How do you find the limit of # [1/(3+X)]- (1/3) ÷ X# as x-0?

Question

How do you find the limit of # [1/(3+X)]- (1/3) ÷ X# as x->0?

Paisley Johnson · Accepted Answer

Assuming you meant:

#lim_(xrarr0)((1/(3+x)-1/3)-:x)=lim_(xrarr0)(1/(3+x)-1/3)/x#

Multiply the fraction by the inner denominators:

#=lim_(xrarr0)(1/(3+x)-1/3)/x*((3+x)(3))/((3+x)(3))=lim_(xrarr0)(3-(3+x))/(x(3+x)(3))#

#=lim_(xrarr0)(-x)/(3x(x+3))=lim_(xrarr0)(-1)/(3(x+3))#

Now we can evaluate the limit:

#=(-1)/(3(0+3))=-1/9#

Charles Arocha · Answer

undefined To find the limit of the expression [1/(3+X)]- (1/3) ÷ X as x approaches 0, we can simplify the expression first.

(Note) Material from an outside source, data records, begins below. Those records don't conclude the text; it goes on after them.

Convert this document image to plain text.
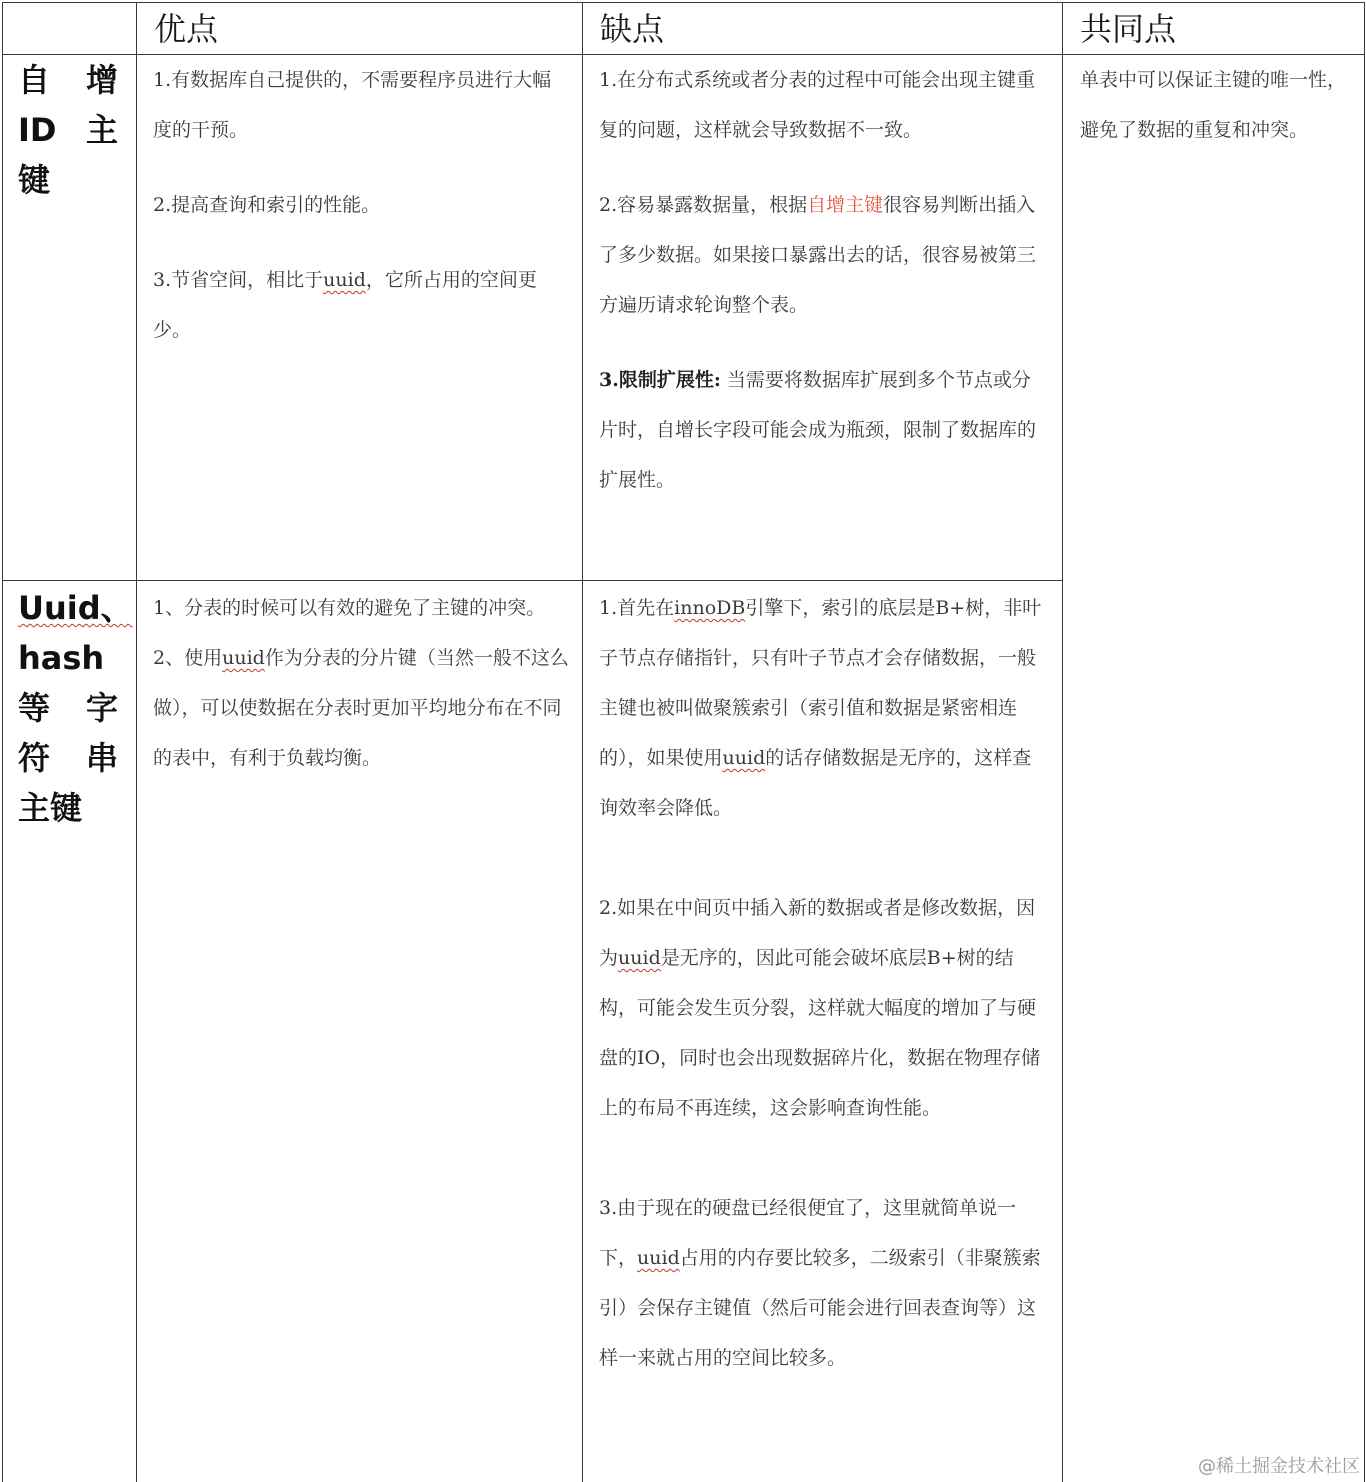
优点	缺点	共同点
自 增
ID 主
键

1.有数据库自己提供的，不需要程序员进行大幅度的干预。

2.提高查询和索引的性能。

3.节省空间，相比于uuid，它所占用的空间更少。

1.在分布式系统或者分表的过程中可能会出现主键重复的问题，这样就会导致数据不一致。

2.容易暴露数据量，根据自增主键很容易判断出插入了多少数据。如果接口暴露出去的话，很容易被第三方遍历请求轮询整个表。

3.限制扩展性: 当需要将数据库扩展到多个节点或分片时，自增长字段可能会成为瓶颈，限制了数据库的扩展性。

单表中可以保证主键的唯一性，避免了数据的重复和冲突。

Uuid、
hash
等 字
符 串
主键

1、分表的时候可以有效的避免了主键的冲突。

2、使用uuid作为分表的分片键（当然一般不这么做），可以使数据在分表时更加平均地分布在不同的表中，有利于负载均衡。

1.首先在innoDB引擎下，索引的底层是B+树，非叶子节点存储指针，只有叶子节点才会存储数据，一般主键也被叫做聚簇索引（索引值和数据是紧密相连的），如果使用uuid的话存储数据是无序的，这样查询效率会降低。

2.如果在中间页中插入新的数据或者是修改数据，因为uuid是无序的，因此可能会破坏底层B+树的结构，可能会发生页分裂，这样就大幅度的增加了与硬盘的IO，同时也会出现数据碎片化，数据在物理存储上的布局不再连续，这会影响查询性能。

3.由于现在的硬盘已经很便宜了，这里就简单说一下，uuid占用的内存要比较多，二级索引（非聚簇索引）会保存主键值（然后可能会进行回表查询等）这样一来就占用的空间比较多。

@稀土掘金技术社区
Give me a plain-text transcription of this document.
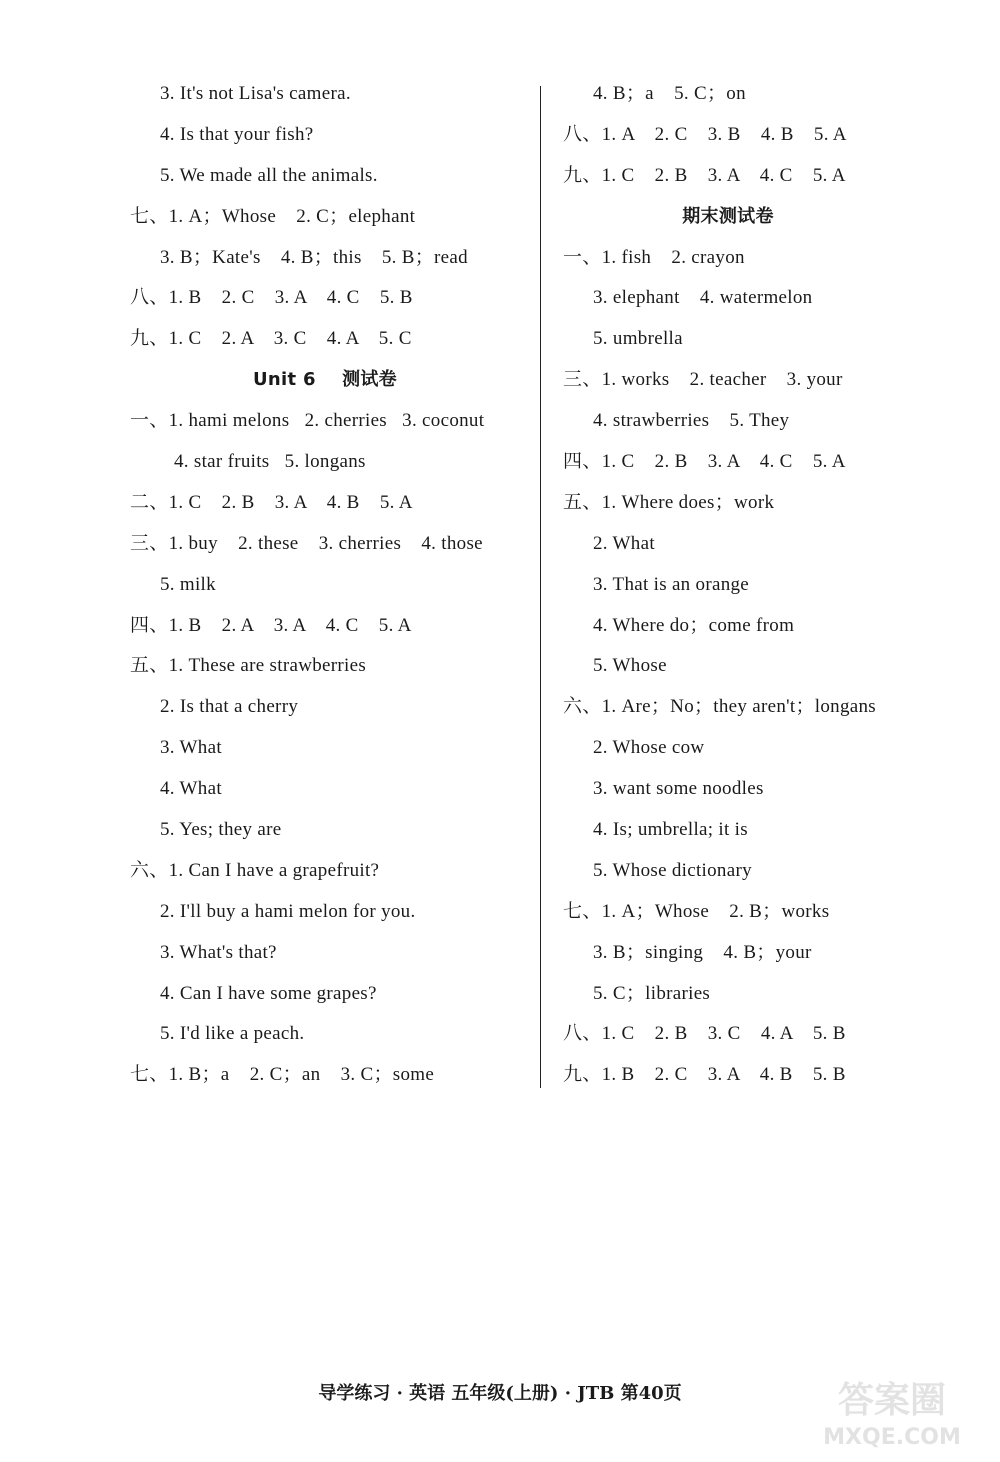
3. It's not Lisa's camera.
4. Is that your fish?
5. We made all the animals.
七、1. A；Whose    2. C；elephant
3. B；Kate's    4. B；this    5. B；read
八、1. B    2. C    3. A    4. C    5. B
九、1. C    2. A    3. C    4. A    5. C
Unit 6    测试卷
一、1. hami melons   2. cherries   3. coconut
4. star fruits   5. longans
二、1. C    2. B    3. A    4. B    5. A
三、1. buy    2. these    3. cherries    4. those
5. milk
四、1. B    2. A    3. A    4. C    5. A
五、1. These are strawberries
2. Is that a cherry
3. What
4. What
5. Yes; they are
六、1. Can I have a grapefruit?
2. I'll buy a hami melon for you.
3. What's that?
4. Can I have some grapes?
5. I'd like a peach.
七、1. B；a    2. C；an    3. C；some
4. B；a    5. C；on
八、1. A    2. C    3. B    4. B    5. A
九、1. C    2. B    3. A    4. C    5. A
期末测试卷
一、1. fish    2. crayon
3. elephant    4. watermelon
5. umbrella
三、1. works    2. teacher    3. your
4. strawberries    5. They
四、1. C    2. B    3. A    4. C    5. A
五、1. Where does；work
2. What
3. That is an orange
4. Where do；come from
5. Whose
六、1. Are；No；they aren't；longans
2. Whose cow
3. want some noodles
4. Is; umbrella; it is
5. Whose dictionary
七、1. A；Whose    2. B；works
3. B；singing    4. B；your
5. C；libraries
八、1. C    2. B    3. C    4. A    5. B
九、1. B    2. C    3. A    4. B    5. B
导学练习 · 英语 五年级(上册) · JTB 第40页	答案圈
MXQE.COM
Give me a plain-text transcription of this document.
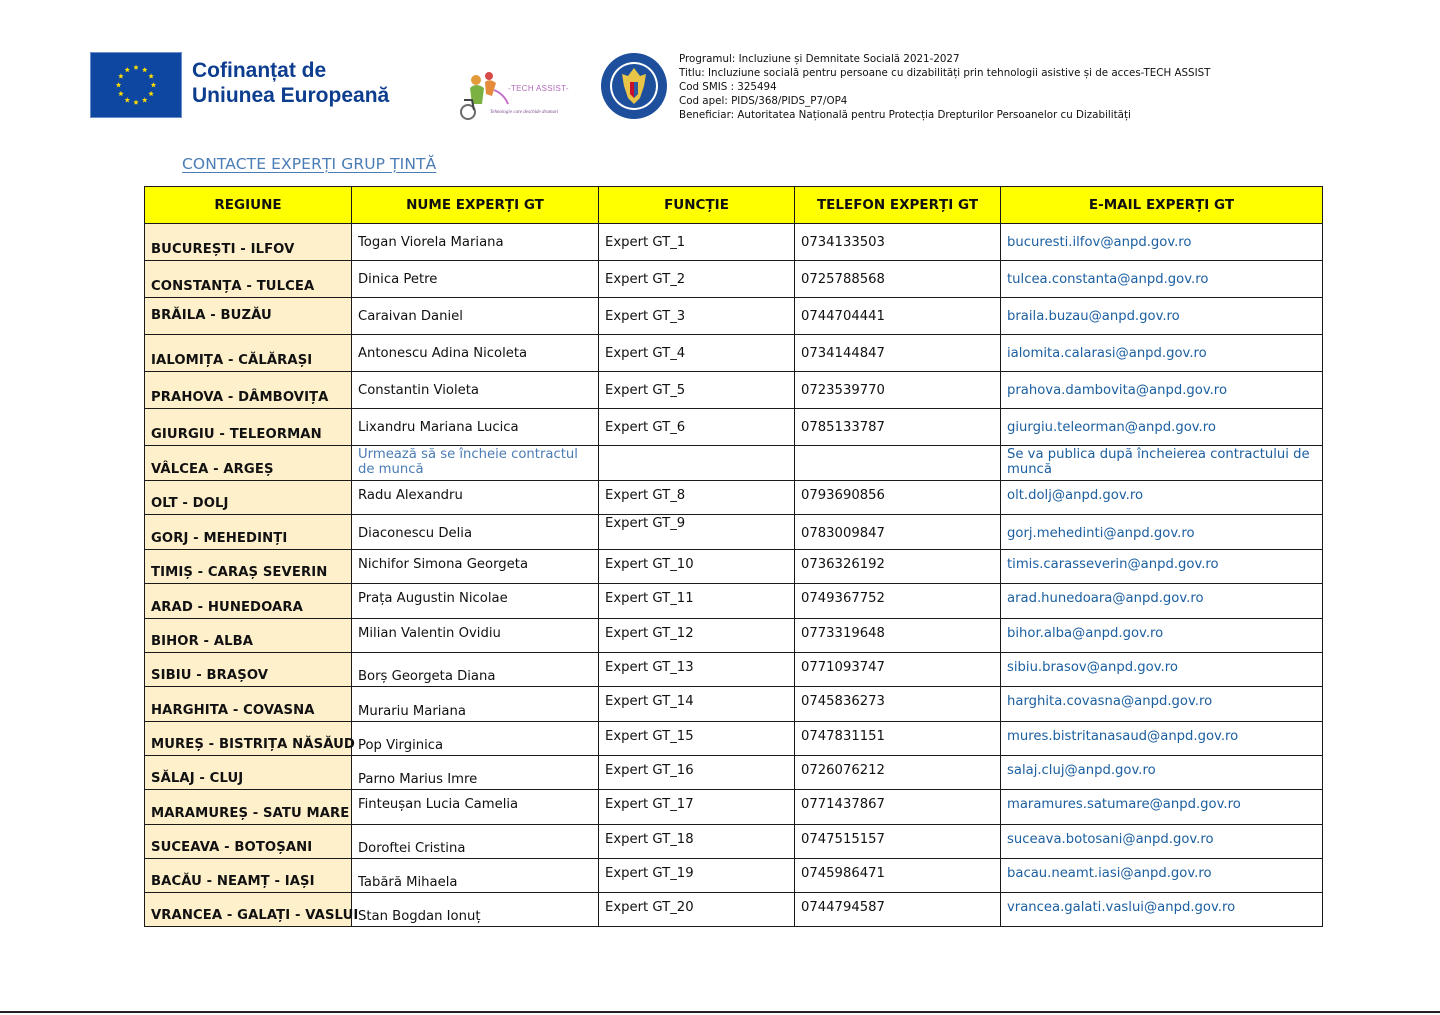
Cofinanțat de
Uniunea Europeană	-TECH ASSIST-
Tehnologie care deschide drumuri
Programul: Incluziune și Demnitate Socială 2021-2027
Titlu: Incluziune socială pentru persoane cu dizabilități prin tehnologii asistive și de acces-TECH ASSIST
Cod SMIS : 325494
Cod apel: PIDS/368/PIDS_P7/OP4
Beneficiar: Autoritatea Națională pentru Protecția Drepturilor Persoanelor cu Dizabilități
CONTACTE EXPERȚI GRUP ȚINTĂ
REGIUNE	NUME EXPERȚI GT	FUNCȚIE	TELEFON EXPERȚI GT	E-MAIL EXPERȚI GT
BUCUREȘTI - ILFOV	Togan Viorela Mariana	Expert GT_1	0734133503	bucuresti.ilfov@anpd.gov.ro
CONSTANȚA - TULCEA	Dinica Petre	Expert GT_2	0725788568	tulcea.constanta@anpd.gov.ro
BRĂILA - BUZĂU	Caraivan Daniel	Expert GT_3	0744704441	braila.buzau@anpd.gov.ro
IALOMIȚA - CĂLĂRAȘI	Antonescu Adina Nicoleta	Expert GT_4	0734144847	ialomita.calarasi@anpd.gov.ro
PRAHOVA - DÂMBOVIȚA	Constantin Violeta	Expert GT_5	0723539770	prahova.dambovita@anpd.gov.ro
GIURGIU - TELEORMAN	Lixandru Mariana Lucica	Expert GT_6	0785133787	giurgiu.teleorman@anpd.gov.ro
VÂLCEA - ARGEȘ	Urmează să se încheie contractul de muncă			Se va publica după încheierea contractului de muncă
OLT - DOLJ	Radu Alexandru	Expert GT_8	0793690856	olt.dolj@anpd.gov.ro
GORJ - MEHEDINȚI	Diaconescu Delia	Expert GT_9	0783009847	gorj.mehedinti@anpd.gov.ro
TIMIȘ - CARAȘ SEVERIN	Nichifor Simona Georgeta	Expert GT_10	0736326192	timis.carasseverin@anpd.gov.ro
ARAD - HUNEDOARA	Prața Augustin Nicolae	Expert GT_11	0749367752	arad.hunedoara@anpd.gov.ro
BIHOR - ALBA	Milian Valentin Ovidiu	Expert GT_12	0773319648	bihor.alba@anpd.gov.ro
SIBIU - BRAȘOV	Borș Georgeta Diana	Expert GT_13	0771093747	sibiu.brasov@anpd.gov.ro
HARGHITA - COVASNA	Murariu Mariana	Expert GT_14	0745836273	harghita.covasna@anpd.gov.ro
MUREȘ - BISTRIȚA NĂSĂUD	Pop Virginica	Expert GT_15	0747831151	mures.bistritanasaud@anpd.gov.ro
SĂLAJ - CLUJ	Parno Marius Imre	Expert GT_16	0726076212	salaj.cluj@anpd.gov.ro
MARAMUREȘ - SATU MARE	Finteușan Lucia Camelia	Expert GT_17	0771437867	maramures.satumare@anpd.gov.ro
SUCEAVA - BOTOȘANI	Doroftei Cristina	Expert GT_18	0747515157	suceava.botosani@anpd.gov.ro
BACĂU - NEAMȚ - IAȘI	Tabără Mihaela	Expert GT_19	0745986471	bacau.neamt.iasi@anpd.gov.ro
VRANCEA - GALAȚI - VASLUI	Stan Bogdan Ionuț	Expert GT_20	0744794587	vrancea.galati.vaslui@anpd.gov.ro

First, let's simplify the expression [1/(3+X)]- (1/3) ÷ X:

[1/(3+X)]- (1/3) ÷ X = [1/(3+X)] - (1/3) * (1/X)

Next, let's find a common denominator for the two fractions:

[1/(3+X)] - (1/3) * (1/X) = [1/(3+X)] - (1/3) * (X/(X))

Simplifying further:

[1/(3+X)] - (1/3) * (X/(X)) = [1/(3+X)] - (X/3X)

Now, let's combine the fractions:

[1/(3+X)] - (X/3X) = [1/(3+X)] - (X/3X) * (3/3)

Simplifying again:

[1/(3+X)] - (X/3X) * (3/3) = [1/(3+X)] - (3X/9X)

Combining the fractions:

[1/(3+X)] - (3X/9X) = [1/(3+X)] - (1/3)

Now, we can find the limit as x approaches 0:

lim(x->0) [1/(3+X)] - (1/3) = 1/3 - 1/3 = 0

Therefore, the limit of the expression [1/(3+X)]- (1/3) ÷ X as x approaches 0 is 0.

How do you find the limit of # [1/(3+X)]- (1/3) ÷ X# as x-&gt;0?